This article discusses the painful truth of spiritual abuse—a topic I’m passionate about because all too often it wrongly serves as an undercurrent to physical violations against women and children. So many who have sought restoration in a church were either betrayed and injured or the abuses they suffered were made deeper by how the church ignored the pain. Read Christy’s story and see why she wants others to be spared her story with the church.
I recently returned from a trip to California deeply grieving that my opportunity to be interviewed on a large, popular podcast—which focused on mental health and healing—was cancelled last minute for a seemingly trivial reason. My topic was on spiritual abuse, something that is not often spoken about in public. This sent me into a triggered tailspin, which included lots of crying on a public beach where I happened to take his call. (Not my best beach experience by a long shot.)
While my recent cancelled interview was not abusive, it brought up all the old deep-down, gut-wrenching triggers and familiar—but unfriendly—feelings of being unimportant, unheard, and cast aside. It’s these feelings that are connected to spiritual abuse for me specifically. At this point in my life, crying in public is not an issue, but finding safe ways through my triggers from a spiritually abusive past is an ongoing challenge. It’s taken me many years of personal work and therapy to understand and to validate my own experiences.
Spiritual abuse can be defined as abuse committed under the guise of religion, or harm inflicted in God’s/religion’s name. Some psychologists are now focusing on this as specifically one of the most insidious forms of damage, the result being Complex Post-Traumatic Stress Disorder (PTSD).
I grew up in The Jesus Movement, a subset of the Evangelical movement, in which I was taught, as a small child, about Satan, demons, being in a spiritual war, end-times apocalypse, and that all unbelievers would burn in hell for eternity.
The Jesus Movement was organized around communities (communes), which worked together to help addicts, the mentally ill and others who struggled to function. As a result of community living, our family lived with a cast of characters who were either safe and respectful or who were quite dangerous.
The message I primarily and unconsciously absorbed as a “ministry kid” was that I needed to be “a healer,” “a helper” and at all costs. Boundaries and God didn’t coincide. Pleasing God was about having no limits, no gut instinct, and no voice that contradicted their belief.
Thus, my personal safety, my need for consistency or predictability “washed up on the shore” after years of being storm tossed in the ocean. Trusting God meant being in a turbulent sea with no rutter, no sails, and no compass. Subsequently, I felt terrified by how none of this felt safe and by how God allegedly judged me for being afraid, angry, doubtful, or frustrated in any way that would reflect badly on our faith, community, or mission. My childhood needs didn’t matter. In fact, I didn’t matter. Does this sound abusive so far?
Because I was also taught to fear unbelievers, fear “the world,” as well as the supernatural, there were no outside resources from which to objectively seek new truth. My well-intentioned parents didn’t understand or notice the stress, anxiety, and the nightmares I lived with constantly.
As I struck out on my own as a young adult, I joined ministries and mission organizations, and Bible Schools. I finally got a degree in social work and counseling and became a mental health therapist. During those early adult years, I experienced silencing and disparity based on my gender. This also took form in the way of sexual and emotional abuse, and in ministry contexts. Sadly, my internal formation and past fears did not allow me to fully process or speak out against abuses, because if I did, it meant I was speaking out against God or leadership. In effect, my speaking out would have meant I would have lost my community, and/or be labeled as “bitter,” “fallen” or “deceived.”
I understand now that these old, haunting messages played a large part in my story of staying quiet. I had lived with fear and anxiety for so long that it had become the norm for me. Internalizing it had sadly cost me my health. I also understand now that whenever your gut instinct is dismantled, your body can sometimes react through auto immune disorders, headaches, digestive pain and so on. I have had to relearn how to “trust my gut” in my own spiritual journey, and as a safeguard, validate my intense resistance to being controlled and manipulated. It can still be difficult sometimes to know who and what to trust.
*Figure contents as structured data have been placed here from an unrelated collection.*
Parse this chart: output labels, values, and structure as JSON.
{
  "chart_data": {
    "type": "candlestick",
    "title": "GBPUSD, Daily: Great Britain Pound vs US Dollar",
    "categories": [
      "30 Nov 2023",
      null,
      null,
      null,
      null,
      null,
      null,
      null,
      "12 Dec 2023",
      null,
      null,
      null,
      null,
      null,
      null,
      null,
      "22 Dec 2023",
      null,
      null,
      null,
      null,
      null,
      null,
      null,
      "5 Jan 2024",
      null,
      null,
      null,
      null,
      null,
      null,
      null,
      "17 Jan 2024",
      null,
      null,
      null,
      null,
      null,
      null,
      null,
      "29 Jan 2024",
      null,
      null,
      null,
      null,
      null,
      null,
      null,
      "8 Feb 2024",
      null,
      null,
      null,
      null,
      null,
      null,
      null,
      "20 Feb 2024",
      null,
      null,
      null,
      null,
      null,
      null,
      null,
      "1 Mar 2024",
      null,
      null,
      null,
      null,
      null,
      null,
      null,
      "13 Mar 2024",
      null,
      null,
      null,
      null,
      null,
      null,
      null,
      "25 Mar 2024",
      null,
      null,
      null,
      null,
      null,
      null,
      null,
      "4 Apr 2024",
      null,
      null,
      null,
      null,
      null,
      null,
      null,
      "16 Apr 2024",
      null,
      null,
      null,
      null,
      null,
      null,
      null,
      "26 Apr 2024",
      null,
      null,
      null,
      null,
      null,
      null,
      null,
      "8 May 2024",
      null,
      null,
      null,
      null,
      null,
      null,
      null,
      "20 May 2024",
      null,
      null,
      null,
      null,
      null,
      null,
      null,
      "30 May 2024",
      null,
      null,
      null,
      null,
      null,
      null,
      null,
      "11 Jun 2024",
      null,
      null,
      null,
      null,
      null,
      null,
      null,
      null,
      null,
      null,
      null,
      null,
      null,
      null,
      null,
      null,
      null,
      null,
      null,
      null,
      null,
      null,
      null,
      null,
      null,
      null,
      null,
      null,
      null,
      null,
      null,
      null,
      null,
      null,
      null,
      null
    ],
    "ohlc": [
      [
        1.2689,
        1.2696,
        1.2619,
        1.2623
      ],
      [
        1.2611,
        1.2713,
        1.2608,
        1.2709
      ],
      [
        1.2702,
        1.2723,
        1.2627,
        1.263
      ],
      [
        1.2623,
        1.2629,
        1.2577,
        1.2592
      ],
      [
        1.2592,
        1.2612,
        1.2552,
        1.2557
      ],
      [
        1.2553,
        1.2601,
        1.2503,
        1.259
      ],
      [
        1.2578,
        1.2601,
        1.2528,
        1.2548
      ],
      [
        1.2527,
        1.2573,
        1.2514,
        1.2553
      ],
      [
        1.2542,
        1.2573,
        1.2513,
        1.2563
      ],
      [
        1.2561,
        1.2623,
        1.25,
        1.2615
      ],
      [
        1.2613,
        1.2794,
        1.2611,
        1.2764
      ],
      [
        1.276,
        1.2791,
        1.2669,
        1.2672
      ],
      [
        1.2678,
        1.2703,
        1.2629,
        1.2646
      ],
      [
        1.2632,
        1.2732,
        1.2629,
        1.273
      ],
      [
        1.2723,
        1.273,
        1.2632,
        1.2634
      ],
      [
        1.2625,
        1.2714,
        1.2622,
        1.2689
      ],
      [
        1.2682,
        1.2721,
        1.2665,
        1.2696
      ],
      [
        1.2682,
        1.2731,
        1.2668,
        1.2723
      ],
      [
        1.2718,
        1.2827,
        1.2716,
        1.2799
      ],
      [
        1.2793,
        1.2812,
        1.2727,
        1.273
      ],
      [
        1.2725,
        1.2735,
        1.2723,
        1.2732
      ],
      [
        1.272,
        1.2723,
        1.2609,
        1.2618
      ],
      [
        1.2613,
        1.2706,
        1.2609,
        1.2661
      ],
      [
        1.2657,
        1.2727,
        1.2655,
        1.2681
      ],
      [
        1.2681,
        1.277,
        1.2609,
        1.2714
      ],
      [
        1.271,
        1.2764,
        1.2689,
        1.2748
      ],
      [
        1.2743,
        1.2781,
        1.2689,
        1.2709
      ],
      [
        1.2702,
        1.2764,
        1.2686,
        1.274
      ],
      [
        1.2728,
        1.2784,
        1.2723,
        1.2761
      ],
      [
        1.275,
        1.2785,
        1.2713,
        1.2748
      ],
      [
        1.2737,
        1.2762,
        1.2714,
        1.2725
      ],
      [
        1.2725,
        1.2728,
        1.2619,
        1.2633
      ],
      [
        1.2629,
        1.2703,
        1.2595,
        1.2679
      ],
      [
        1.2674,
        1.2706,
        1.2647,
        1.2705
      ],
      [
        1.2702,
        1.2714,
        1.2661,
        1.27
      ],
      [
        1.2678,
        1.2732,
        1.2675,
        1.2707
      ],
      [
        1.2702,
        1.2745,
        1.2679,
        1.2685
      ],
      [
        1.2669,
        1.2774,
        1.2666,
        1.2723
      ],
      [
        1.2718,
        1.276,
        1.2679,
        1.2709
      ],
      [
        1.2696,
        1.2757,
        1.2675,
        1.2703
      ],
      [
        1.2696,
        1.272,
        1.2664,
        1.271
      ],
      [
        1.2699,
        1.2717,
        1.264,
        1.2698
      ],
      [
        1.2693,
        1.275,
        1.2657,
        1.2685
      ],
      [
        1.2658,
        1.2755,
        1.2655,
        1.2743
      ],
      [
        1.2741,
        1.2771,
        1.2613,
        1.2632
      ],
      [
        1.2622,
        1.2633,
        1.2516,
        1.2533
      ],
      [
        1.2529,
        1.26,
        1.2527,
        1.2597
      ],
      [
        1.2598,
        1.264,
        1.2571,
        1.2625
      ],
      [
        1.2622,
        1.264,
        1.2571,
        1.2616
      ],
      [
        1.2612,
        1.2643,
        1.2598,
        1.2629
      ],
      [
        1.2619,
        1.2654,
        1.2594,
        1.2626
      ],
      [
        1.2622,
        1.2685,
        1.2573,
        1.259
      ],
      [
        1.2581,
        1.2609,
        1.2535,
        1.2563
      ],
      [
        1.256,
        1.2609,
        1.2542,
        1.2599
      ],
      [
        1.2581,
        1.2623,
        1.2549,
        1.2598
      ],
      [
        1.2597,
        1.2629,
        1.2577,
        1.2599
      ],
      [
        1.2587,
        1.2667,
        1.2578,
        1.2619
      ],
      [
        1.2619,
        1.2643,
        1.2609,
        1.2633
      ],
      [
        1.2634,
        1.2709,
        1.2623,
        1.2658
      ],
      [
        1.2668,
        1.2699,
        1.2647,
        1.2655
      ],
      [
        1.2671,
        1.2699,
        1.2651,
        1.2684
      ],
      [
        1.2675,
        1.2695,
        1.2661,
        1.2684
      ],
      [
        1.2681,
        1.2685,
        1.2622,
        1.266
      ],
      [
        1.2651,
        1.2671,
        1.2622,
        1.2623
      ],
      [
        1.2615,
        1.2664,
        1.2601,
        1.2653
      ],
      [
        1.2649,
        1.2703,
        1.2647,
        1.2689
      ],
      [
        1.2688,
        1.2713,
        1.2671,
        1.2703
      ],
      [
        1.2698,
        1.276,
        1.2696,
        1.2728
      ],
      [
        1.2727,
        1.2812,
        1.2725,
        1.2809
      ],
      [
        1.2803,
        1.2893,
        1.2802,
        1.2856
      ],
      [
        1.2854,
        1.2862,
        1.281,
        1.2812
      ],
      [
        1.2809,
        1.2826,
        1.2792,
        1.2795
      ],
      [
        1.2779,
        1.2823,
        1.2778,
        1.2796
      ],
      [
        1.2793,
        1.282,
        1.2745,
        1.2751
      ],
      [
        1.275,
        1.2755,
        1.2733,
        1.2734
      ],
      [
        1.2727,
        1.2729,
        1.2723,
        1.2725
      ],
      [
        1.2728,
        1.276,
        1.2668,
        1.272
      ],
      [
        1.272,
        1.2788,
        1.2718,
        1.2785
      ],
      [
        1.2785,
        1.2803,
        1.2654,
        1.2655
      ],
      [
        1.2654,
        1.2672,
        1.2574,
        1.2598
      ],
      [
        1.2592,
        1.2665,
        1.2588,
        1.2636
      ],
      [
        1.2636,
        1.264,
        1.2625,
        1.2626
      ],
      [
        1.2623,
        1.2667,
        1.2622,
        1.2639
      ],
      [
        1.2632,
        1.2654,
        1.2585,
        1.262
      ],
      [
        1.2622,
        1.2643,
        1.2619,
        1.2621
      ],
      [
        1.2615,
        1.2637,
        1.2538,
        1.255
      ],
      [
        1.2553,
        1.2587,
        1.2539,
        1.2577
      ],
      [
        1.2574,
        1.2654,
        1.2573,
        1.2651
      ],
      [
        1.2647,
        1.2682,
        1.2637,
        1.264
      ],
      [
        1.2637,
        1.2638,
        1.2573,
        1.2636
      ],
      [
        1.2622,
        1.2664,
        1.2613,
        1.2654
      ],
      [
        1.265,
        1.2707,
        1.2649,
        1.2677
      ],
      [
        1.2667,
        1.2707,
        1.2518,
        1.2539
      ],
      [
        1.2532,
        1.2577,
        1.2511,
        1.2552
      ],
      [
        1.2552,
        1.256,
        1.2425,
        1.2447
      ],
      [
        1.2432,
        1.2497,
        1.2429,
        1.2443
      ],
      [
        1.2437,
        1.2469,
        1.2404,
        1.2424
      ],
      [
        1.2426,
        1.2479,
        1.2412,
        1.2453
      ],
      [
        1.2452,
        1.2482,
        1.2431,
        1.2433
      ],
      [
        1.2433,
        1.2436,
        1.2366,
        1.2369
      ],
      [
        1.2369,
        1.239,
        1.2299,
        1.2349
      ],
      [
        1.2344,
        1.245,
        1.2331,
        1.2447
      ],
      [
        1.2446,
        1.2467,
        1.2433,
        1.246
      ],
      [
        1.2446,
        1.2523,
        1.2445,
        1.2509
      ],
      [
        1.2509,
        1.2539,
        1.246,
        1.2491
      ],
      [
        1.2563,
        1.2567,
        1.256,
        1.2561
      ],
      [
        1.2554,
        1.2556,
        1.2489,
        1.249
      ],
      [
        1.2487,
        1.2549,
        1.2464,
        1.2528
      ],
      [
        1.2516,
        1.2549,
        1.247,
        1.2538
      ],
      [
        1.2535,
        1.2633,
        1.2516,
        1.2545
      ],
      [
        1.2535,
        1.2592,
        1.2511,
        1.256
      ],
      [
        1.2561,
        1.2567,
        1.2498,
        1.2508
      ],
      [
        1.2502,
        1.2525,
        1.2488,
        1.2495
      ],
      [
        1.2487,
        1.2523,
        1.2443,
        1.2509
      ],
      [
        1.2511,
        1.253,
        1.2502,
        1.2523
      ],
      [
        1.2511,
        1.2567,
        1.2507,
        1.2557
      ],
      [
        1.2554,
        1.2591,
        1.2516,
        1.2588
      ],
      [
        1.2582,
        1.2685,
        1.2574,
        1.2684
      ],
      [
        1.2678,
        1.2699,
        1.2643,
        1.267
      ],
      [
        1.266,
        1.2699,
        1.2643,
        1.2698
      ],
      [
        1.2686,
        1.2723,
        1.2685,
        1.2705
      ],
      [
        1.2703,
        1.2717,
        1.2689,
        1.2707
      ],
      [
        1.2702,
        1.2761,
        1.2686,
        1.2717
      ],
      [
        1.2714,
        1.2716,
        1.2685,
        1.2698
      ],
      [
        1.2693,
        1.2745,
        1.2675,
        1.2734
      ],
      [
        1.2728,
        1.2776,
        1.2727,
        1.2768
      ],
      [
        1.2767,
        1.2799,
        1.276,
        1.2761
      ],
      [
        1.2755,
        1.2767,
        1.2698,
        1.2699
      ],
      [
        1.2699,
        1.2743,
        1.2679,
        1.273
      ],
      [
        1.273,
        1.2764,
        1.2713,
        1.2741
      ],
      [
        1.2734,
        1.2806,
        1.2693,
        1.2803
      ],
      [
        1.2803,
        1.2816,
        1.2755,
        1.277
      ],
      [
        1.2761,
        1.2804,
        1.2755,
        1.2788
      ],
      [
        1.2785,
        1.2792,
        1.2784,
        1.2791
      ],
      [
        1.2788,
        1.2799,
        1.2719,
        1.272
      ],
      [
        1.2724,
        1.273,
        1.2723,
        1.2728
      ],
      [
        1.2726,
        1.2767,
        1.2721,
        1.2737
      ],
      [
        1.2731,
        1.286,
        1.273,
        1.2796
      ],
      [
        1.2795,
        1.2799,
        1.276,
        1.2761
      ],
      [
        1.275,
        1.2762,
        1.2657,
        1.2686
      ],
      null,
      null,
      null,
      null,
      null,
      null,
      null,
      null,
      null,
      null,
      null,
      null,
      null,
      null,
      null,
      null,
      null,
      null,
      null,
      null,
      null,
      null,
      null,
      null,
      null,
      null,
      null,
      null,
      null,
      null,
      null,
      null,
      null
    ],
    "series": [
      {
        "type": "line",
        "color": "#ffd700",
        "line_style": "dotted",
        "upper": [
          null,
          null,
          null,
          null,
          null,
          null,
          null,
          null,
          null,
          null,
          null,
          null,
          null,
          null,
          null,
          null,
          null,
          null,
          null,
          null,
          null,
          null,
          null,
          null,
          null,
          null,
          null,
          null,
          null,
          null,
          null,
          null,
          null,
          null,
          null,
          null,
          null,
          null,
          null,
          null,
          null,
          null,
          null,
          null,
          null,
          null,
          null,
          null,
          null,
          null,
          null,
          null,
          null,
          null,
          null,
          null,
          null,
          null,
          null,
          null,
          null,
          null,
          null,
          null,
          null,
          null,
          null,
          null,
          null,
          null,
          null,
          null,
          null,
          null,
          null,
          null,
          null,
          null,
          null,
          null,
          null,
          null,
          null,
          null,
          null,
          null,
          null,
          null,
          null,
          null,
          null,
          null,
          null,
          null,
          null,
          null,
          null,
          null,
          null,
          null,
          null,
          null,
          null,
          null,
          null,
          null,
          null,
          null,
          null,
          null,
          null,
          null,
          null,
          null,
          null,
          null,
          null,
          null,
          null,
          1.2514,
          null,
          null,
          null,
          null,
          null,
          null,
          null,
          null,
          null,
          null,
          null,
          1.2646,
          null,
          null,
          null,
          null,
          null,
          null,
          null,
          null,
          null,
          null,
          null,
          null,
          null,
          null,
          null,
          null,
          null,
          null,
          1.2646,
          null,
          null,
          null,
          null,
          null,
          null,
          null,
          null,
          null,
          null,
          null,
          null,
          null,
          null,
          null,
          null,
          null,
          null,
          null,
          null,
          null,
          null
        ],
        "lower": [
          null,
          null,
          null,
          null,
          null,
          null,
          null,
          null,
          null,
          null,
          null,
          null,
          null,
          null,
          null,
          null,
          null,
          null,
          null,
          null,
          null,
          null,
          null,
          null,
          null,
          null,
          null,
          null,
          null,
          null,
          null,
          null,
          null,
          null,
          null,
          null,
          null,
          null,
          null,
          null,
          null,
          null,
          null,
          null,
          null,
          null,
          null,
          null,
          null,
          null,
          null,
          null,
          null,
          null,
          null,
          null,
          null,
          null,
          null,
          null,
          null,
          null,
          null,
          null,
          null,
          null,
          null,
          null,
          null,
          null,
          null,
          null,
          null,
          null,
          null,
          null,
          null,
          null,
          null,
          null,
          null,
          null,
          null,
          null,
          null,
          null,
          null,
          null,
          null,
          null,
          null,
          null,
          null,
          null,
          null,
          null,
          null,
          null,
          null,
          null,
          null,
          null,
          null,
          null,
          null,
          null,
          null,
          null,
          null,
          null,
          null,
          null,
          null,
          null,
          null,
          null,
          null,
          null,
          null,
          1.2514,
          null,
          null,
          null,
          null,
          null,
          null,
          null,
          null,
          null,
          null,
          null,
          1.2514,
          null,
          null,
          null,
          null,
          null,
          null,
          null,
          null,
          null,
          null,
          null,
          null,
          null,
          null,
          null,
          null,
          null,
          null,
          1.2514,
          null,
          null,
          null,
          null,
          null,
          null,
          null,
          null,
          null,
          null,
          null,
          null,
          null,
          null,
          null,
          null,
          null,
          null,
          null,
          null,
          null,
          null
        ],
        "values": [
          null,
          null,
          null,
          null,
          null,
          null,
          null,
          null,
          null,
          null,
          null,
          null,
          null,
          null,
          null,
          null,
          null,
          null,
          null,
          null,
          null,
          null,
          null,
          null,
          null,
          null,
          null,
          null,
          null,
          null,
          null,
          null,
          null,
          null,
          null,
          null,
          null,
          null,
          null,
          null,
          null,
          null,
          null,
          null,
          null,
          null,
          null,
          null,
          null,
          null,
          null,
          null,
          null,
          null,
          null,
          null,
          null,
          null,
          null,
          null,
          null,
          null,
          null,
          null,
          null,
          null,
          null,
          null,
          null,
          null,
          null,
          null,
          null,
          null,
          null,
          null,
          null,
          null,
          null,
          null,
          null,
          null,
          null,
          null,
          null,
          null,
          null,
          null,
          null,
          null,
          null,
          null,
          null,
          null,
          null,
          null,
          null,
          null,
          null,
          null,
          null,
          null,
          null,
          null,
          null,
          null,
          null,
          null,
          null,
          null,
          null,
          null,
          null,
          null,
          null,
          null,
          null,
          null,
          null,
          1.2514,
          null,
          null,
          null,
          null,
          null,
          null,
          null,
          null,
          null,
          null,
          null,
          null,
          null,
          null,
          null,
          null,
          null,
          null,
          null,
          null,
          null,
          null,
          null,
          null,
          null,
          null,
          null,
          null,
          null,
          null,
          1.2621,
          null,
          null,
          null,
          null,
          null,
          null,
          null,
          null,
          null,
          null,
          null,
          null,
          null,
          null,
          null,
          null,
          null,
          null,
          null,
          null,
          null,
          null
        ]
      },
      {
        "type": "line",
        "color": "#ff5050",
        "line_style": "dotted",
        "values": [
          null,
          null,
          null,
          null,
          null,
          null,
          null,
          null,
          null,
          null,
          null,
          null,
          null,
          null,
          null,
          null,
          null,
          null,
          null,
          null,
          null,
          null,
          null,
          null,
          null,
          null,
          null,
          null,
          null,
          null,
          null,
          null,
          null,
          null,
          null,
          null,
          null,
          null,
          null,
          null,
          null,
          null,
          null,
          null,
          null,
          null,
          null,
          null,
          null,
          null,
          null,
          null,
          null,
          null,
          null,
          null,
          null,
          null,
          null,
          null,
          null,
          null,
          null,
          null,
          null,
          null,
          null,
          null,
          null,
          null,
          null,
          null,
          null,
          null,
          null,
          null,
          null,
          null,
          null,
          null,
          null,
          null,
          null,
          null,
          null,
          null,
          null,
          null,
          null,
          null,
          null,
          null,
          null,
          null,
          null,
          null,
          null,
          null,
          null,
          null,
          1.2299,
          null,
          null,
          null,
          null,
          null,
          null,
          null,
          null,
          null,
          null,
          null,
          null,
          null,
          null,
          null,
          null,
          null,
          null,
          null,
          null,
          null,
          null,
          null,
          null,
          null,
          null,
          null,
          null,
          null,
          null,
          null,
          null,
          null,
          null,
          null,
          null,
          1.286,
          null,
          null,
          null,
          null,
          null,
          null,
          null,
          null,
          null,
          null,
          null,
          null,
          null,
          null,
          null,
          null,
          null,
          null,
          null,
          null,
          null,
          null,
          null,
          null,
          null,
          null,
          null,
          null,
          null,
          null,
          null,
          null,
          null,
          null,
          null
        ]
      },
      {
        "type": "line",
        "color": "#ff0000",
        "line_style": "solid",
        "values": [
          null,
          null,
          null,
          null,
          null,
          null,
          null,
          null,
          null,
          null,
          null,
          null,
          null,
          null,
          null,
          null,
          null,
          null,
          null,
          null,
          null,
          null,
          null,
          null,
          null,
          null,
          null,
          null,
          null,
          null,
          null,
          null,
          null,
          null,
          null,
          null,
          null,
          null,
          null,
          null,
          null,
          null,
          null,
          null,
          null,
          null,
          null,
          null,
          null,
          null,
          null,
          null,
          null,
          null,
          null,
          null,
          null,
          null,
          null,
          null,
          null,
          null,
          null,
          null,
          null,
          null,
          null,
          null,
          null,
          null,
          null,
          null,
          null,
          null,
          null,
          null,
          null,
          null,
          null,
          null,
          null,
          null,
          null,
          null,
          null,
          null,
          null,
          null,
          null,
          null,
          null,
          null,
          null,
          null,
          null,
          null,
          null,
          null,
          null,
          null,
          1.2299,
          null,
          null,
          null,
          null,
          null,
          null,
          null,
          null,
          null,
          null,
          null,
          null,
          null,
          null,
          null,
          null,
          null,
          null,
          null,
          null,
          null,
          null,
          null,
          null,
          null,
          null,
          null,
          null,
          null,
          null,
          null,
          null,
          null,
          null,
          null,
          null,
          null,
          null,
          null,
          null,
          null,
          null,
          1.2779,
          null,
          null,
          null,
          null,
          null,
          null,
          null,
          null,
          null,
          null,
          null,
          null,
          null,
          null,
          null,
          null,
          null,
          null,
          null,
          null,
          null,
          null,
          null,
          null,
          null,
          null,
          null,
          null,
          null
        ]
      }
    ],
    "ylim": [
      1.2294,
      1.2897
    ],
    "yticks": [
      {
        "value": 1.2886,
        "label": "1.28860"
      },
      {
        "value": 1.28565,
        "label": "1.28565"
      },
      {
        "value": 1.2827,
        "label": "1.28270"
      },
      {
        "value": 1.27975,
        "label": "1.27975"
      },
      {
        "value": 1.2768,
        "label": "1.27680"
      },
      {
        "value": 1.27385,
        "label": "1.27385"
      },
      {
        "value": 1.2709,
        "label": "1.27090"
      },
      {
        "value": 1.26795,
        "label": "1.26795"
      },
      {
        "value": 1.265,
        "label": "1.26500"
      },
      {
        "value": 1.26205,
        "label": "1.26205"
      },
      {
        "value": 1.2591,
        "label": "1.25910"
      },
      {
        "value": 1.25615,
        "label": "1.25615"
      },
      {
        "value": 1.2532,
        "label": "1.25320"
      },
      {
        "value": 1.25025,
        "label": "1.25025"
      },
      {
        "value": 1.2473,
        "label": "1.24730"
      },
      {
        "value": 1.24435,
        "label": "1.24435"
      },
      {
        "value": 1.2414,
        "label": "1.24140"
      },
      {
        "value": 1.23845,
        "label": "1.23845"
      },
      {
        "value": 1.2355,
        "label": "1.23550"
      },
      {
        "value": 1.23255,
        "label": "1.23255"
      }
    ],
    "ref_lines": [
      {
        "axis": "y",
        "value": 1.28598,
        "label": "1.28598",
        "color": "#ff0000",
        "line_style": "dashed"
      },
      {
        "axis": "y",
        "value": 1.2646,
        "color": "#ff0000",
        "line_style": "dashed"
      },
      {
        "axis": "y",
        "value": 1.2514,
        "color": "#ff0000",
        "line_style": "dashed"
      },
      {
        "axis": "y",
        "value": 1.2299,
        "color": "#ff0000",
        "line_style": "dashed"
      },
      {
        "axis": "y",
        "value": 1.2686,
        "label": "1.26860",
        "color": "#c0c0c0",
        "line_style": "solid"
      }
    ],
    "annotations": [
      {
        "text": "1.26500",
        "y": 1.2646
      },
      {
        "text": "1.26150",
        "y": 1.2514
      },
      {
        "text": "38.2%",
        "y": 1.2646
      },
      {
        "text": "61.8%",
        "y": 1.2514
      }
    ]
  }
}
So, even after all my years of intentional healing work, I still found myself crying on the beach last week feeling unheard, and with so much I wanted to say to others who had experienced what I had. In cases like this, I allow myself to grieve and I remember that deeply lonely feeling of having to “shut up and shut down.” I know that shutting up helped me survive my early years, but it’s no longer tolerable to my body or my soul.
Plus, it’s not my personality to be quiet about injustice or healing. I knew my tears last week still honored the younger me who did the best she could to be quiet, and survive what seemed to be a terrifying, no-win existence.
If you find yourself experiencing some of these themes or feelings, I encourage you to find a safe place, or person to explore them. Find a therapist, a support group or a mentor who can listen to you without judging your story. You may need to find a new church or spiritual leader that allows you to question things, or share your harmful religious experiences, or abuse stories. Some of you may need to step away from the faith system in order to do some healing work without the triggers. Whatever you need to do, know that your validation, healing and safety are important to God. Healing work can be hard, but working toward your freedom is always worth it.